[Vision2020] Plan B 2.0: Rescuing a Planet Under Stress and a Civilization in Trouble

Ted Moffett starbliss at gmail.com
Sat Jan 12 17:07:05 PST 2008


All-

Lester Brown, of the Earth Policy Institute, was interviewed last week
on NPR radio.  This discussion centered around the release of his new
book, "Plan B 2.0: Rescuing a Planet Under Stress and a Civilization
in Trouble," that he claimed on NPR would be soon available in its
entirely for free download from the Earth Policy Institute web site:

http://www.earth-policy.org/Books/PB2/index.htm

His discussion of the environmental and related energy and resource
crises was sobering, yet workable solutions were offered.  He
downplayed the potential for environmentally sane coal power using CO2
sequestration, pointing out the costs and limited investment aimed at
this technology.  He emphasized wind electric power as a major
solution to the climate change/oil depletion crisis, arguing that a
massive wind turbine production effort immediately be implemented,
along the lines of the industrial production goals that the US
government proposed when tooling up for World War II, even giving the
astonishing figures for how many tanks, ships and other armaments US
industry was aiming to produce at that time.  He answered the
objections to wind power focusing on the lack of wind or steady wind
in some areas, insisting that new and better integrated transmission
line systems could allow electric power to be distributed where it is
needed in areas with no or limited wind.  Massive roll out of wind
power could be used to power gas or diesel electric plug in hybrids
vehicles.  He portrayed the objections of some to the appearance of
massive wind turbines, ruining the view of the ocean, for example,
with off shore wind power, as ridiculous, given the critical need for
alternative power wind can provide.

He emphasized that there is immediate action needed to reduce CO2
emissions, rather than waiting for the new post-Kyoto international
accords to be implemented to ward off catastrophic climate change.
The independent efforts to address CO2 emissions in California were
mentioned as a quicker way to effect change, with other states and
regions in the US acting on CO2 emissions reductions, rather than
waiting for the federal government to aggressively address the issue.
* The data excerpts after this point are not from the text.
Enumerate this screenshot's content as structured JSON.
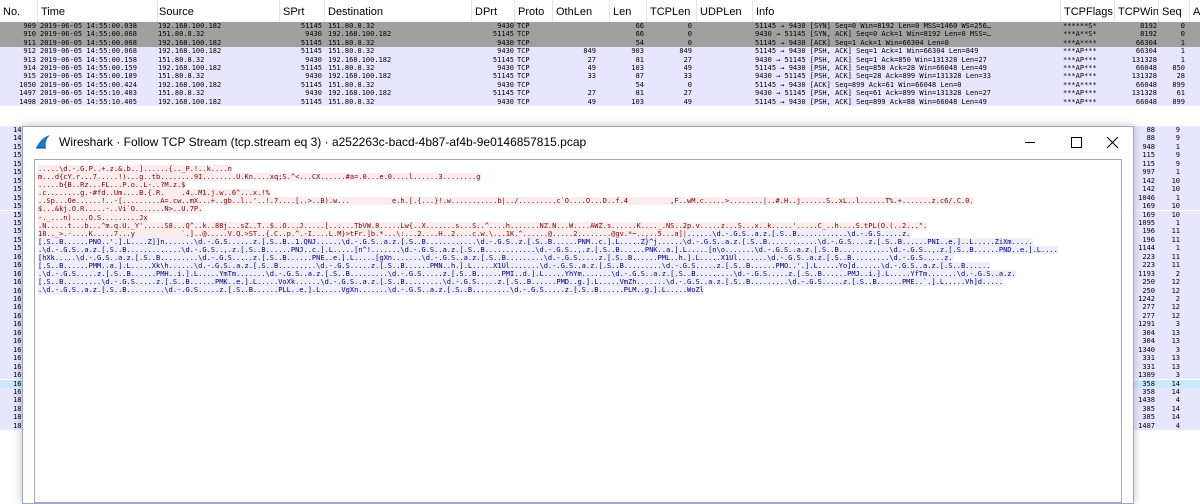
{
  "packet_list": {
    "columns": [
      "No.",
      "Time",
      "Source",
      "SPrt",
      "Destination",
      "DPrt",
      "Proto",
      "OthLen",
      "Len",
      "TCPLen",
      "UDPLen",
      "Info",
      "TCPFlags",
      "TCPWin",
      "Seq",
      "Ack"
    ],
    "rows": [
      {
        "no": "909",
        "time": "2019-06-05 14:55:00.038",
        "src": "192.168.100.182",
        "sprt": "51145",
        "dst": "151.80.8.32",
        "dprt": "9430",
        "proto": "TCP",
        "othlen": "",
        "len": "66",
        "tcplen": "0",
        "info": "51145 → 9430 [SYN] Seq=0 Win=8192 Len=0 MSS=1460 WS=256…",
        "flags": "******S*",
        "win": "8192",
        "seq": "0",
        "style": "gray"
      },
      {
        "no": "910",
        "time": "2019-06-05 14:55:00.068",
        "src": "151.80.8.32",
        "sprt": "9430",
        "dst": "192.168.100.182",
        "dprt": "51145",
        "proto": "TCP",
        "othlen": "",
        "len": "66",
        "tcplen": "0",
        "info": "9430 → 51145 [SYN, ACK] Seq=0 Ack=1 Win=8192 Len=0 MSS=…",
        "flags": "***A**S*",
        "win": "8192",
        "seq": "0",
        "style": "gray"
      },
      {
        "no": "911",
        "time": "2019-06-05 14:55:00.068",
        "src": "192.168.100.182",
        "sprt": "51145",
        "dst": "151.80.8.32",
        "dprt": "9430",
        "proto": "TCP",
        "othlen": "",
        "len": "54",
        "tcplen": "0",
        "info": "51145 → 9430 [ACK] Seq=1 Ack=1 Win=66304 Len=0",
        "flags": "***A****",
        "win": "66304",
        "seq": "1",
        "style": "gray"
      },
      {
        "no": "912",
        "time": "2019-06-05 14:55:00.068",
        "src": "192.168.100.182",
        "sprt": "51145",
        "dst": "151.80.8.32",
        "dprt": "9430",
        "proto": "TCP",
        "othlen": "849",
        "len": "903",
        "tcplen": "849",
        "info": "51145 → 9430 [PSH, ACK] Seq=1 Ack=1 Win=66304 Len=849",
        "flags": "***AP***",
        "win": "66304",
        "seq": "1",
        "style": "lav"
      },
      {
        "no": "913",
        "time": "2019-06-05 14:55:00.158",
        "src": "151.80.8.32",
        "sprt": "9430",
        "dst": "192.168.100.182",
        "dprt": "51145",
        "proto": "TCP",
        "othlen": "27",
        "len": "81",
        "tcplen": "27",
        "info": "9430 → 51145 [PSH, ACK] Seq=1 Ack=850 Win=131328 Len=27",
        "flags": "***AP***",
        "win": "131328",
        "seq": "1",
        "style": "lav"
      },
      {
        "no": "914",
        "time": "2019-06-05 14:55:00.159",
        "src": "192.168.100.182",
        "sprt": "51145",
        "dst": "151.80.8.32",
        "dprt": "9430",
        "proto": "TCP",
        "othlen": "49",
        "len": "103",
        "tcplen": "49",
        "info": "51145 → 9430 [PSH, ACK] Seq=850 Ack=28 Win=66048 Len=49",
        "flags": "***AP***",
        "win": "66048",
        "seq": "850",
        "style": "lav"
      },
      {
        "no": "915",
        "time": "2019-06-05 14:55:00.189",
        "src": "151.80.8.32",
        "sprt": "9430",
        "dst": "192.168.100.182",
        "dprt": "51145",
        "proto": "TCP",
        "othlen": "33",
        "len": "87",
        "tcplen": "33",
        "info": "9430 → 51145 [PSH, ACK] Seq=28 Ack=899 Win=131328 Len=33",
        "flags": "***AP***",
        "win": "131328",
        "seq": "28",
        "style": "lav"
      },
      {
        "no": "1050",
        "time": "2019-06-05 14:55:00.424",
        "src": "192.168.100.182",
        "sprt": "51145",
        "dst": "151.80.8.32",
        "dprt": "9430",
        "proto": "TCP",
        "othlen": "",
        "len": "54",
        "tcplen": "0",
        "info": "51145 → 9430 [ACK] Seq=899 Ack=61 Win=66048 Len=0",
        "flags": "***A****",
        "win": "66048",
        "seq": "899",
        "style": "lav"
      },
      {
        "no": "1497",
        "time": "2019-06-05 14:55:10.403",
        "src": "151.80.8.32",
        "sprt": "9430",
        "dst": "192.168.100.182",
        "dprt": "51145",
        "proto": "TCP",
        "othlen": "27",
        "len": "81",
        "tcplen": "27",
        "info": "9430 → 51145 [PSH, ACK] Seq=61 Ack=899 Win=131328 Len=27",
        "flags": "***AP***",
        "win": "131328",
        "seq": "61",
        "style": "lav"
      },
      {
        "no": "1498",
        "time": "2019-06-05 14:55:10.405",
        "src": "192.168.100.182",
        "sprt": "51145",
        "dst": "151.80.8.32",
        "dprt": "9430",
        "proto": "TCP",
        "othlen": "49",
        "len": "103",
        "tcplen": "49",
        "info": "51145 → 9430 [PSH, ACK] Seq=899 Ack=88 Win=66048 Len=49",
        "flags": "***AP***",
        "win": "66048",
        "seq": "899",
        "style": "lav"
      }
    ],
    "side_rows": [
      {
        "n": "14",
        "win": "88",
        "seq": "9"
      },
      {
        "n": "14",
        "win": "88",
        "seq": "9"
      },
      {
        "n": "15",
        "win": "948",
        "seq": "1"
      },
      {
        "n": "15",
        "win": "115",
        "seq": "9"
      },
      {
        "n": "15",
        "win": "115",
        "seq": "9"
      },
      {
        "n": "15",
        "win": "997",
        "seq": "1"
      },
      {
        "n": "15",
        "win": "142",
        "seq": "10"
      },
      {
        "n": "15",
        "win": "142",
        "seq": "10"
      },
      {
        "n": "15",
        "win": "1046",
        "seq": "1"
      },
      {
        "n": "15",
        "win": "169",
        "seq": "10"
      },
      {
        "n": "15",
        "win": "169",
        "seq": "10"
      },
      {
        "n": "15",
        "win": "1095",
        "seq": "1"
      },
      {
        "n": "15",
        "win": "196",
        "seq": "11"
      },
      {
        "n": "15",
        "win": "196",
        "seq": "11"
      },
      {
        "n": "15",
        "win": "1144",
        "seq": "1"
      },
      {
        "n": "16",
        "win": "223",
        "seq": "11"
      },
      {
        "n": "16",
        "win": "223",
        "seq": "11"
      },
      {
        "n": "16",
        "win": "1193",
        "seq": "2"
      },
      {
        "n": "16",
        "win": "250",
        "seq": "12"
      },
      {
        "n": "16",
        "win": "250",
        "seq": "12"
      },
      {
        "n": "16",
        "win": "1242",
        "seq": "2"
      },
      {
        "n": "16",
        "win": "277",
        "seq": "12"
      },
      {
        "n": "16",
        "win": "277",
        "seq": "12"
      },
      {
        "n": "16",
        "win": "1291",
        "seq": "3"
      },
      {
        "n": "16",
        "win": "304",
        "seq": "13"
      },
      {
        "n": "16",
        "win": "304",
        "seq": "13"
      },
      {
        "n": "16",
        "win": "1340",
        "seq": "3"
      },
      {
        "n": "16",
        "win": "331",
        "seq": "13"
      },
      {
        "n": "16",
        "win": "331",
        "seq": "13"
      },
      {
        "n": "16",
        "win": "1389",
        "seq": "3"
      },
      {
        "n": "16",
        "win": "358",
        "seq": "14"
      },
      {
        "n": "16",
        "win": "358",
        "seq": "14"
      },
      {
        "n": "18",
        "win": "1438",
        "seq": "4"
      },
      {
        "n": "18",
        "win": "385",
        "seq": "14"
      },
      {
        "n": "18",
        "win": "385",
        "seq": "14"
      },
      {
        "n": "18",
        "win": "1487",
        "seq": "4"
      }
    ]
  },
  "dialog": {
    "title": "Wireshark · Follow TCP Stream (tcp.stream eq 3) · a252263c-bacd-4b87-af4b-9e0146857815.pcap",
    "stream_lines": [
      [
        {
          "d": "c",
          "t": ".....\\d.-.G.P..+.z.&.b..]......{.._P.!..k....n"
        }
      ],
      [
        {
          "d": "c",
          "t": "m...d{cY.r...7.....!)...g..tb........9I........U.Kn....xq;S.^<...CX......#a=.0...e.0....l......3........g"
        }
      ],
      [
        {
          "d": "c",
          "t": ".....b{B..Rz...FL...P.o..L-..?M.z.$"
        }
      ],
      [
        {
          "d": "c",
          "t": ".c........g.-#fd..Um....B.{.R.    .4..M1.j.w..6^...x.!%"
        }
      ],
      [
        {
          "d": "c",
          "t": "..Sp...Oe......!..-[.........A=.cw..mX...+..gb..l..'..!.7....[..>..B).w...          e.h.[.{...}!.w...........b|../.........c`O....O...D..f.4          ,F..wM.c.....>........|..#.H..j......S..xL..l......T%.+.......z.c6/.C.0."
        }
      ],
      [
        {
          "d": "c",
          "t": "$...&kj.O.R.....-..Vi`O.......N>..U.7P."
        }
      ],
      [
        {
          "d": "c",
          "t": "-._...n)....O.S.........Jx"
        }
      ],
      [
        {
          "d": "c",
          "t": ".N.....t...b...^m.q.U._Y'.....S8...Q^..k..88j...sZ..T..$..O...J.....[......TbVW.8.....Lw{..X.......s...S..^....h.......NZ.N...W....AWZ.s......K...._.NS..2p.v.....z...S...x..k.....'.....C_..h....S.tPL(O.(..2...\"."
        }
      ],
      [
        {
          "d": "c",
          "t": "18.._>.-....K.....7...y           `.]..@.....V.Q.>ST..{.C..p.^.-I....L.M}>tFr.]b.*...\\:...2....H..2....c.w.\\...1K.^......@.....2........@gv.*~..,..5...a]|"
        },
        {
          "d": "s",
          "t": "......\\d.-.G.S..a.z.[.S..B............\\d.-.G.S.....z."
        }
      ],
      [
        {
          "d": "s",
          "t": "[.S..B......PNO..'.].L....Z]]n.......\\d.-.G.S......z.[.S..B..1.QNJ......\\d.-.G.S..a.z.[.S..B............\\d.-.G.S..z.[.S..B......PNM..c.].L.....Z}^j......\\d.-.G.S..a.z.[.S..B............\\d.-.G.S....z.[.S..B......PNI..e.]..L.....ZiXm....."
        }
      ],
      [
        {
          "d": "s",
          "t": ".\\d.-.G.S..a.z.[.S..B.............\\d.-.G.S..,.z.[.S..B......PNJ..c.].L.....[n^!.......\\d.-.G.S..a.z.[.S..B............\\d.-.G.S..,.z.[.S..B......PNK..a.].L.....[n\\o.......\\d.-.G.S..a.z.[.S..B............\\d.-.G.S..,.z.[.S..B......PND..e.].L...."
        }
      ],
      [
        {
          "d": "s",
          "t": "[hXk.....\\d.-.G.S..a.z.[.S..B.........\\d.-.G.S.....z.[.S..B......PNE..e.].L.....[gXn.......\\d.-.G.S..a.z.[.S..B.........\\d.-.G.S.....z.[.S..B......PML..h.].L.....X1Ul.......\\d.-.G.S..a.z.[.S..B.........\\d.-.G.S.....z."
        }
      ],
      [
        {
          "d": "s",
          "t": "[.S..B......PMM..a.].L.....Xk\\h......\\d.-.G.S..a.z.[.S..B.........\\d.-.G.S.....z.[.S..B......PMN..h.].L.....X1Ul.......\\d.-.G.S..a.z.[.S..B.........\\d.-.G.S.....z.[.S..B......PMO..'.].L.....Yo]d......\\d.-.G.S..a.z.[.S..B......"
        }
      ],
      [
        {
          "d": "s",
          "t": ".\\d.-.G.S.....z.[.S..B......PMH..i.].L.....YmTm.......\\d.-.G.S..a.z.[.S..B.........\\d.-.G.S.....z.[.S..B......PMI..d.].L.....YhYm.......\\d.-.G.S..a.z.[.S..B.........\\d.-.G.S.....z.[.S..B......PMJ..i.].L.....YfTm.......\\d.-.G.S..a.z."
        }
      ],
      [
        {
          "d": "s",
          "t": "[.S..B.........\\d.-.G.S.....z.[.S..B......PMK..e.].L.....VoXk......\\d.-.G.S..a.z.[.S..B.........\\d.-.G.S.....z.[.S..B......PMD..g.].L.....VmZh.......\\d.-.G.S..a.z.[.S..B.........\\d.-.G.S.....z.[.S..B......PME..`.].L.....Vh]d....."
        }
      ],
      [
        {
          "d": "s",
          "t": ".\\d.-.G.S..a.z.[.S..B.........\\d.-.G.S.....z.[.S..B......PLL..e.].L.....VgXn.......\\d.-.G.S..a.z.[.S..B.........\\d.-.G.S.....z.[.S..B......PLM..g.].L.....WoZl"
        }
      ]
    ]
  }
}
Along the lines of this more local approach to solve the climate
change/oil and resource depletion crisis, there is much that can be
done on the Palouse to reduce our CO2 emissions and support
alternative energy, with local implementation of wind and solar
energy, for example, that requires initial investments that can pay
for themselves in the long run.  Easier said than done, given the lack
of interest, even among those of substantial personal financial means,
or through local government funding, of making these investments, that
will require an upfront economic sacrifice for a long term good.  I
asked Moscow Mayor Nancy Cheney recently if one city building in
Moscow had a single solar panel in use.  She replied not that she
knew, the reason being a lack of funding.  Indeed, that's my "excuse"
for not having at least one solar panel or wind generator to
supplement personal electric power consumption.  If your not part of
the solution, your part of the problem, and that means me!

I could attempt to objectively factually describe the gravity of the
environmental and energy crises our civilization, indeed the whole
planet, is facing, but Lester Brown can speak more authoritatively
than I.  The facts offered on the costs of powering electric vehicles
compared with gasoline engines (50 cents of electricity equivalent to
a gallon of gas!) are encouraging, as gas prices are primed to hit 4
dollars a gallon in the USA this year:

http://www.earth-policy.org/Books/PB2/index.htm

"Our global civilization today is on an economic path that is
environmentally unsustainable, a path that is leading us toward
economic decline and eventual collapse," says Lester Brown in Plan B
2.0: Rescuing a Planet Under Stress and a Civilization in Trouble.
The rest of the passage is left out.